Casas’ daughter Aubree, 5, is perhaps not dissimilar from other children in disliking and trying to avoid baths. Aubree’s attitude changed, however, thanks to the scrubber.
“For kids that are on the [autism] spectrum, it takes awhile to get an understanding, even me as a parent, that she needs to have a certain object all the time,” Casas said. “She needs a soothing object and, for her, it’s been the scrubber.
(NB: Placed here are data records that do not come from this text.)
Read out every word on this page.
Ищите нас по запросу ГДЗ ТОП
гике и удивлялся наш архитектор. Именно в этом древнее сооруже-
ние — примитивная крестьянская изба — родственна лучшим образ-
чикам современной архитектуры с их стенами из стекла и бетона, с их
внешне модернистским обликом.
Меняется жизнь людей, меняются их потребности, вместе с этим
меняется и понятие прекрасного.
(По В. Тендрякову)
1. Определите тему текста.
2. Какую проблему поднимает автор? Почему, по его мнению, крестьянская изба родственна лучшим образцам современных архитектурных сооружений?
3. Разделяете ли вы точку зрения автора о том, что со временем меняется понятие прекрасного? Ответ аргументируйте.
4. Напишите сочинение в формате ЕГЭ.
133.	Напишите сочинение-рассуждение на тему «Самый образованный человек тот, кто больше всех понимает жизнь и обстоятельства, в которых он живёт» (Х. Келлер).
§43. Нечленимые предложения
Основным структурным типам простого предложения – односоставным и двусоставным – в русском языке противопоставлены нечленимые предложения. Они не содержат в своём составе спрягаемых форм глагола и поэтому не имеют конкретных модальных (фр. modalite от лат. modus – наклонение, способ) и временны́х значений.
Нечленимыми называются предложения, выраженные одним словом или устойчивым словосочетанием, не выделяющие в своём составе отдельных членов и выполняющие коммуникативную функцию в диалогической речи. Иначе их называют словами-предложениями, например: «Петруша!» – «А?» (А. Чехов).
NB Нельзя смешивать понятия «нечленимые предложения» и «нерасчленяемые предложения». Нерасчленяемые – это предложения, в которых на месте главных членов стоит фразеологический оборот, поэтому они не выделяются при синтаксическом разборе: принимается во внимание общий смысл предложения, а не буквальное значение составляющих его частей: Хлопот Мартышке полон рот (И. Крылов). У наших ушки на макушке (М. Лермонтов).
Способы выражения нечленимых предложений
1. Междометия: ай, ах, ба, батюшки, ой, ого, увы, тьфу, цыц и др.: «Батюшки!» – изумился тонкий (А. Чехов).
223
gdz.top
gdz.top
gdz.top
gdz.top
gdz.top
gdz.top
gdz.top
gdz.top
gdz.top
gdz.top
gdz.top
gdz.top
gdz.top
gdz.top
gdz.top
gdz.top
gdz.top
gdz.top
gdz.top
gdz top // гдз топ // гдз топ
She literally won’t take a bath without it.”
Aubree walked over to the LEAP kindergarten and first-grade classroom sink and washed her hands, using a donated scrubber, without fuss.
“I don’t know if Amy knows what this means for me,” said Casas, who fought back tears.
Leinbach, a former special-education teacher at Sun Valley Middle School, said her entrepreneurial inspiration comes from her 4-year-old daughter, Marlo.
Leinbach recalled the difficulty her preschooler had in bathing using traditional wash clothes and sponges, which led to the creation of the ScrubBee.
As for the straws, Leinbach said she was tired of using “disgusting” restaurant scissors to cut the size of plastic straws for her daughter.
“My straws will help with the variable cup heights, from kids’ cups to traditional cups, even to adult sizes, which some restaurants give to kids,” Leinbach said.
Students in Megan Rauch’s LEAP class built towers with the straws, while some played with the scrubbers and others washed their hands.
“It seems to be, for those who do get very energetic, a calming influence,” Rauch said. “It has great uses, too, to help them wash.”
The donation also was touching to Martha Walter, Harte’s principal.
“I have the sweetest kids ever,” Walter said. “Just the way they automatically gravitated toward the scrubber and used it and to see their faces showed me how excited they were.
“That’s what makes the gift special.”